Rosettenville - James RYN Review
Finally! 7 years after my first trip to Johannesburg, I made it to the world's first ever Nando's in Rosettenville. This historic visit is worthy of a slightly longer review than normal, so bear with me:
The first question to answer is why did it take so long to make it here? Well let's say that to put it nicely, Rosettenville in the 2010s isn't exactly the nicest part of town. Ask any Joburg native and the overwhelming consensus is to avoid the area completely, and if you do come at all, come during daylight hours and get out as quickly as possible. I had always heeded these warnings, and mostly only been free to visit this iconic restaurant in the evenings (after sunset), hence hadn't visited at all. Here for the first time I found myself available to visit during daylight hours, so I proceeded to leave all my valuables in the hotel safe, found the oldest, shabbiest looking shorts I had with me, and loaded them up with my phone (for GPS), credit card, driving license, and some small change; I was ready to go!
After the 25 minute drive from Rosebank, through some pretty rough looking parts of town, the Nando's was in sight. Luckily we were able to leave the car right outside the front door (parking isn't exactly strict around here), and jump right into the restaurant without drawing any attention to ourselves. I don't think I have ever marked a Nando's as 'Empty' before, but it is fair to say we were the only people in the entire restaurant. The restaurant itself definitely shows its age! It was clean, but the decoration left something to be desired; perhaps having not been updated since the 1987 grand opening. Despite this, there were some unique features to inform patrons of the establishment's significance, best appreciated in the photos I have uploaded to accompany this review. These include a sign above the till saying where Nando's is around the world (actually rather out of date with places like Lagos and Tel Aviv still listed!), a gallery by the staircase with a timeline of world history since 1987, and even what looked like a training centre upstairs, for when Nando's do their famous company trips.
As for the meal experience, which was arguably the least important aspect of this visit strangely, everything went well. Ordering was easy given the restaurant was completely empty, and the food was with us in about 10 minutes. Food itself was a slightly mixed affair: my chicken pitta didn't have very much chicken in it, and I was quickly reminded how much spicier Extra-Hot sauce is here compared to the UK. However, my wife said her quarter chicken was far superior to anything she had ever been served in the UK, with it being something more akin to a rotisserie style deli chicken, with super succulent texture and flavour. The staff meanwhile did everything expected of them, so a solid 3/5. Unfortunately we didn't see anyone who looked like a manager to speak to and tell about the website.
After the food we decided it was probably best to leave as soon as possible.
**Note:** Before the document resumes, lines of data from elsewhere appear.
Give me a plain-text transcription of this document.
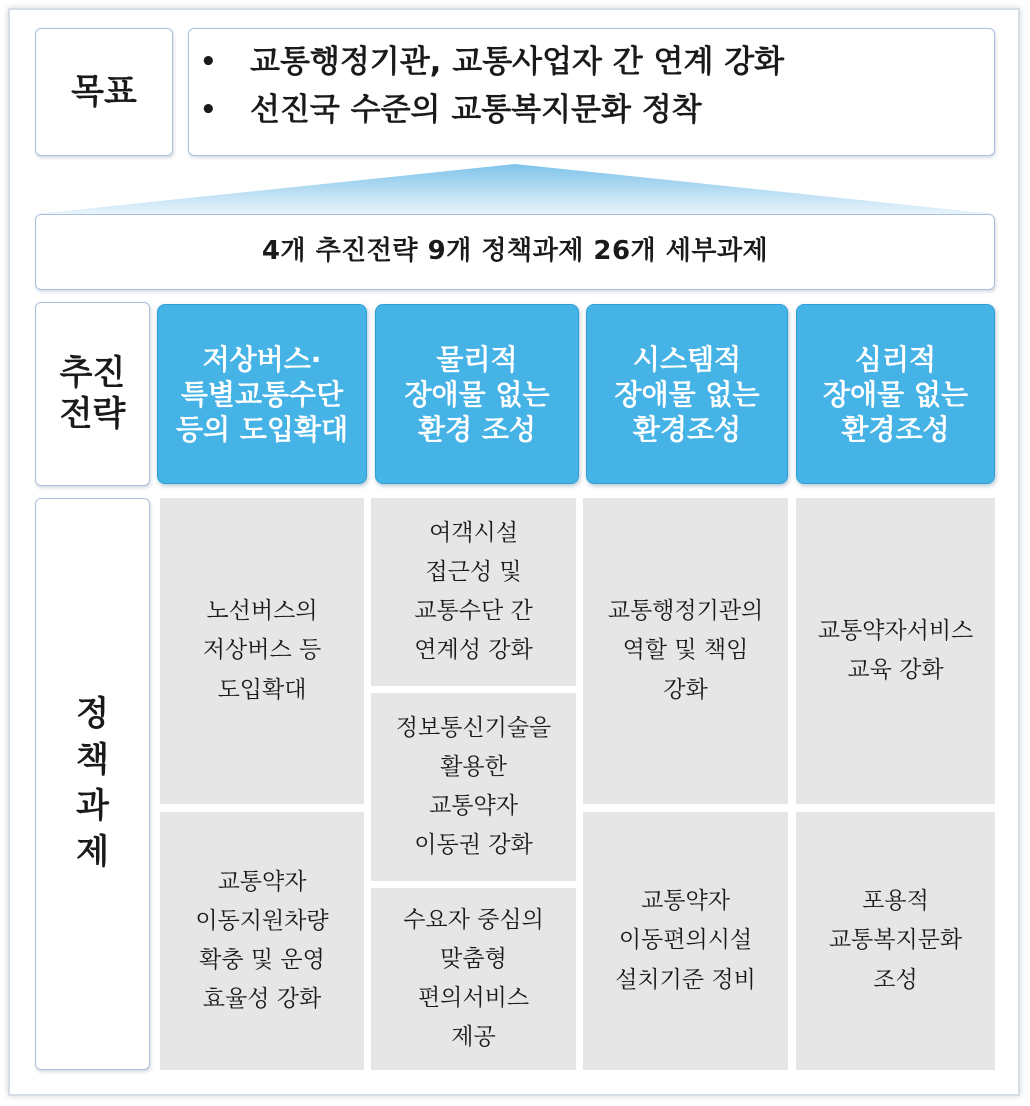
목표
• 교통행정기관, 교통사업자 간 연계 강화
• 선진국 수준의 교통복지문화 정착
4개 추진전략 9개 정책과제 26개 세부과제
추진
전략
저상버스·
특별교통수단
등의 도입확대
물리적
장애물 없는
환경 조성
시스템적
장애물 없는
환경조성
심리적
장애물 없는
환경조성
정
책
과
제
노선버스의
저상버스 등
도입확대
교통약자
이동지원차량
확충 및 운영
효율성 강화
여객시설
접근성 및
교통수단 간
연계성 강화
정보통신기술을
활용한
교통약자
이동권 강화
수요자 중심의
맞춤형
편의서비스
제공
교통행정기관의
역할 및 책임
강화
교통약자
이동편의시설
설치기준 정비
교통약자서비스
교육 강화
포용적
교통복지문화
조성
First I wanted to get a photo outside, but things quickly became very uncomfortable when getting my phone out in the street. So the best we have is a slightly distant shot from the car window as we were leaving.
Overall, this is clearly a must-visit Nando's for any intrepid Nandoer with a sense of history. I'd suggest not to be completely put off visiting the area by any locals you may ask. Just be sensible, leave valuables at home, go in daylight hours, park close, and you'll be fine. Will I return? Hard to tell, but Marc still needs to visit and maybe I would be here to escort him!